Dance

Kenneth MacMillan: A National Celebration

Royal Opera House, London

Mary Brennan

*****

EVEN though Sir Kenneth MacMillan was primarily associated with the Royal Ballet, the 25th anniversary of his death has occasioned an unprecedented coming together of the UK’s major ballet companies, in performances of various early works. Gosh! here they all were on-stage - dancers from Birmingham Royal Ballet, English National Ballet, Northern Ballet and Scottish Ballet alongside members of the Royal Ballet - closing the first programme of this festival with the razzamatazz fizz of MacMillan’s Elite Syncopations (1974). Ragtime sass and swagger, played live, brought out the best in everybody, but Scottish Ballet’s Marge Hendrick and Constant Vigier did a bit of adorable show-stealing with their hilariously mis-matched Tall’n’Small partnership in the Alaskan Rag.

Birmingham Royal Ballet opened the evening with Concerto (1966), MacMillan’s plotless response to Shostakovich’s Piano Concerto no 2. If, at times the costumes - little tunics for the women, unitards for the men in lively orange, lemon, vermilion - and certain aspects of the choreography whispered of Balanchine, the rhapsodic second movement was MacMillan in bravura lyric mode with Jenna Roberts and Tyrone Singleton a thrillingly pliant central couple.

The dark, dramatic contrast to both these works came with Scottish Ballet’s recent revival of Le Baiser de la fée (1960). The company now inhabit this narrative of young love, doomed by the chilling intervention of an implacable ice-maiden Fairy, with a nuanced panache that respects the elements of classic tradition in the choreography while allowing MacMillan’s venturesome, future-forward duets to soar to Stravinsky’s music.

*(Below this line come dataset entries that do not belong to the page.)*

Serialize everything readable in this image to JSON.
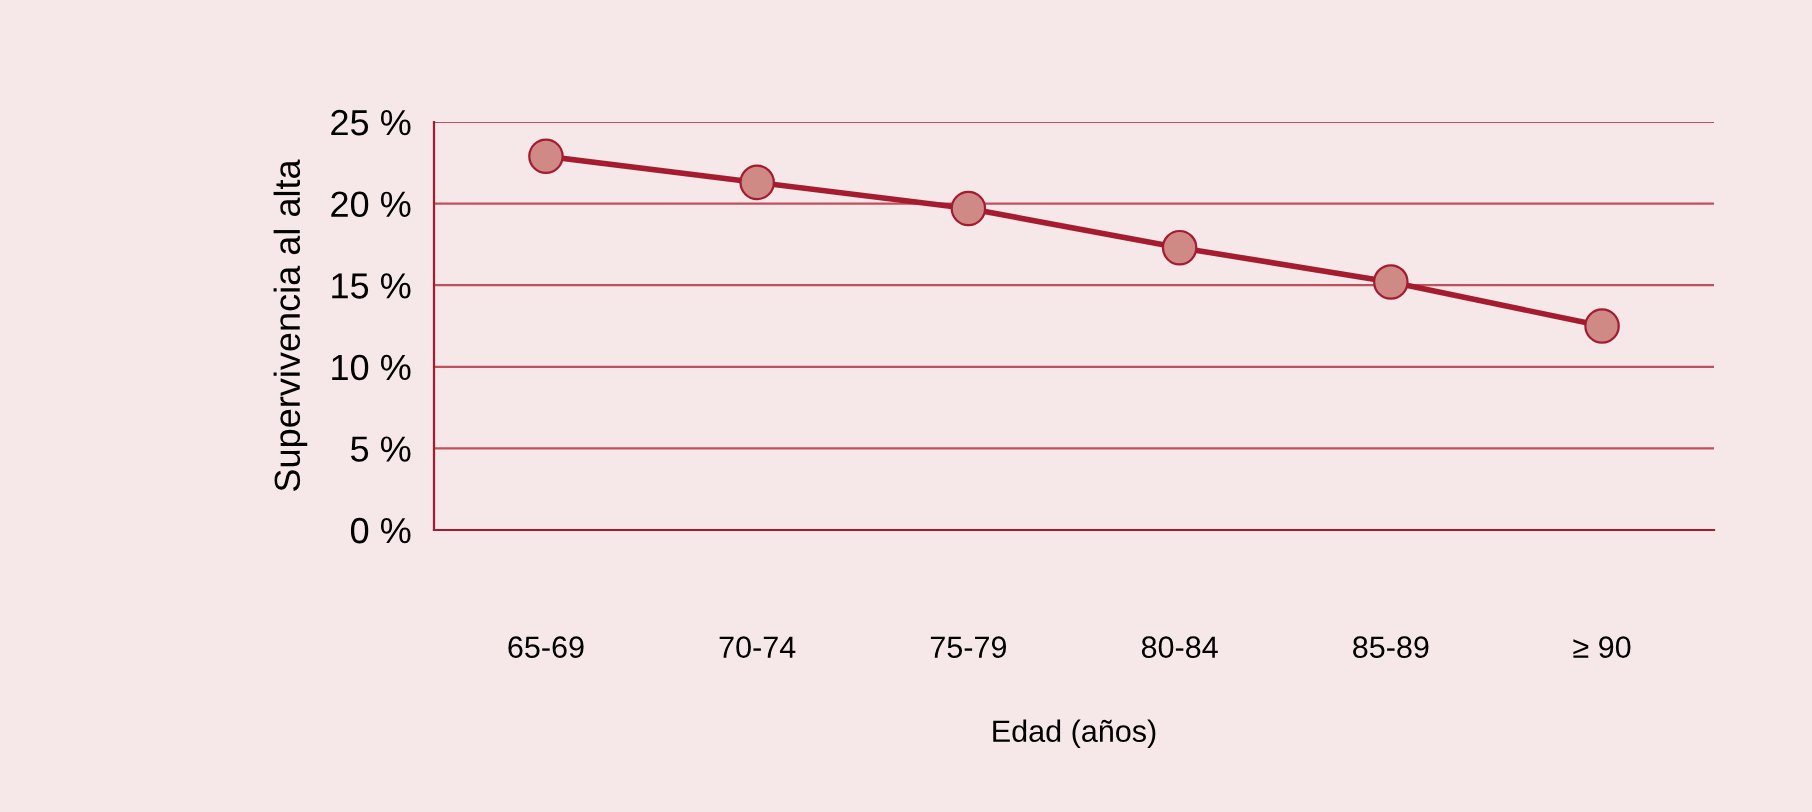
{
  "chart_data": {
    "type": "line",
    "xlabel": "Edad (años)",
    "ylabel": "Supervivencia al alta",
    "categories": [
      "65-69",
      "70-74",
      "75-79",
      "80-84",
      "85-89",
      "≥ 90"
    ],
    "series": [
      {
        "color": "#a51c30",
        "values": [
          22.9,
          21.3,
          19.7,
          17.3,
          15.2,
          12.5
        ]
      }
    ],
    "ylim": [
      0,
      25
    ],
    "yticks": [
      {
        "value": 0,
        "label": "0 %"
      },
      {
        "value": 5,
        "label": "5 %"
      },
      {
        "value": 10,
        "label": "10 %"
      },
      {
        "value": 15,
        "label": "15 %"
      },
      {
        "value": 20,
        "label": "20 %"
      },
      {
        "value": 25,
        "label": "25 %"
      }
    ],
    "grid": "y",
    "marker": "circle",
    "line_style": "solid",
    "legend": false
  }
}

Constance Devernay has full command of the Fairy’s chilling elegance, Bethany Kingsley-Garner’s Fiancee has a lovely brightness while Andrew Peasgood shades the Young Man’s tragic journey with expressive details underpinned by impressively mettlesome technique. A notable triumph for Scottish Ballet, in this multi-faceted tribute to a great and influential choreographer.